Spock on Spock: A Memoir of Growing Up With the Century by Benjamin Spock M.D. and Mary Morgan (Pantheon: $19.95, 269 pps.)
Benjamin Spock had been practicing medicine for only 10 years or so when a book publisher approached him in 1943 to write a paperback book on child-rearing. “The book we want doesn’t have to be very good,” Spock was told by his enterprising publisher, “because we are only going to charge a quarter, and can sell ten thousand copies a year easily!”
“Baby and Child Care,” as it turned out, sold three-quarters of a million copies in the first year alone, and Spock’s classic has remained an enduring best seller among anxious new parents--I was raised on Spock, and so were my own children. Now, at the age of 86, the good doctor looks back on his life and work in “Spock on Spock,” a candid and endearing autobiography written by Spock and his wife, Mary Morgan.
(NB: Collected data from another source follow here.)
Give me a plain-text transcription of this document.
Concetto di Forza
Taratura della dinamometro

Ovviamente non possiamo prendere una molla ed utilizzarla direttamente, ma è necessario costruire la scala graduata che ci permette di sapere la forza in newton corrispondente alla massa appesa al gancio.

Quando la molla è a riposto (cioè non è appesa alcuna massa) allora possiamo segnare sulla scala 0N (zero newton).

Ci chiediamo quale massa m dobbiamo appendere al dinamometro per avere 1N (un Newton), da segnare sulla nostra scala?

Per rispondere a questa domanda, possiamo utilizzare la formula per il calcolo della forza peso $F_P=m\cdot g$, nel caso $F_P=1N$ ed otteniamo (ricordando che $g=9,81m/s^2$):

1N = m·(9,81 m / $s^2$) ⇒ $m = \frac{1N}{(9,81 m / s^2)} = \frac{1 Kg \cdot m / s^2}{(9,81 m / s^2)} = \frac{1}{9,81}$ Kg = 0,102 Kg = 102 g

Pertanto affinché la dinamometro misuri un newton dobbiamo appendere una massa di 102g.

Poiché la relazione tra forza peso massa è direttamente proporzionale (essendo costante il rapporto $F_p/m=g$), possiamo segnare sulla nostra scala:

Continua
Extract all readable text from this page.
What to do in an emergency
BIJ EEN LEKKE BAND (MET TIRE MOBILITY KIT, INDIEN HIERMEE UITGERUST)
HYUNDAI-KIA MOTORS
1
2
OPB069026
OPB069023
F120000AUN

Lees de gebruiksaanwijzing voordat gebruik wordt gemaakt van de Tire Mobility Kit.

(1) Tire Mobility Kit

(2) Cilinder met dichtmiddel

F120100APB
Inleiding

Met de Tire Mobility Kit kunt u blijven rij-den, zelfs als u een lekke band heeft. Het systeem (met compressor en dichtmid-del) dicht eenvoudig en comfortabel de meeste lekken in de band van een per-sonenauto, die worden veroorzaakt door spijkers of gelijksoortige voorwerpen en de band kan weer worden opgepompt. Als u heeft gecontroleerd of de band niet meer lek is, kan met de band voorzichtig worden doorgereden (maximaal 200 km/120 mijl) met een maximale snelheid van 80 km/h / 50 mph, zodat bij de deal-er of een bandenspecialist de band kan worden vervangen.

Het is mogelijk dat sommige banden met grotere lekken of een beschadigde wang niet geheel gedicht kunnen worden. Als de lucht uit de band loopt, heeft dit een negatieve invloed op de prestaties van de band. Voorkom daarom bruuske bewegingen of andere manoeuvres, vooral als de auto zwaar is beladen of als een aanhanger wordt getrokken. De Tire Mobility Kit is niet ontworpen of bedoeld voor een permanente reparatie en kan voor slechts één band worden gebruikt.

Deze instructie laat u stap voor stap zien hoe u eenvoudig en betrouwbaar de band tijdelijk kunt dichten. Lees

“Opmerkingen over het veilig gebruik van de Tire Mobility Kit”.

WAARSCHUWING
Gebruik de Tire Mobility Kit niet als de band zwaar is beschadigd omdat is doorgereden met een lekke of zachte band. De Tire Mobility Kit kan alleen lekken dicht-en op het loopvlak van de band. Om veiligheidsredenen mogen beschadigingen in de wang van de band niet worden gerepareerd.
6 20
Spock was born in New Haven, Conn., the oldest of six children in the genteel family of a prosperous railroad lawyer. His mother was stern, rigid, often disapproving: She decided that bananas were dangerous for children, on the advice of a physician-author who was the Spock of his era, and decreed that the forbidden fruit must not be eaten before the age of 12; and she once forced young Spock to sit for a second formal photograph when she decided that the expression on his face in the first one was “cocky.” And yet the sight of Sunday school children in an Easter processional moved her to tears:
“She was moved by the trusting faces of little children, and if we looked at her we would start weeping too,” Spock writes. “But we couldn’t help looking.”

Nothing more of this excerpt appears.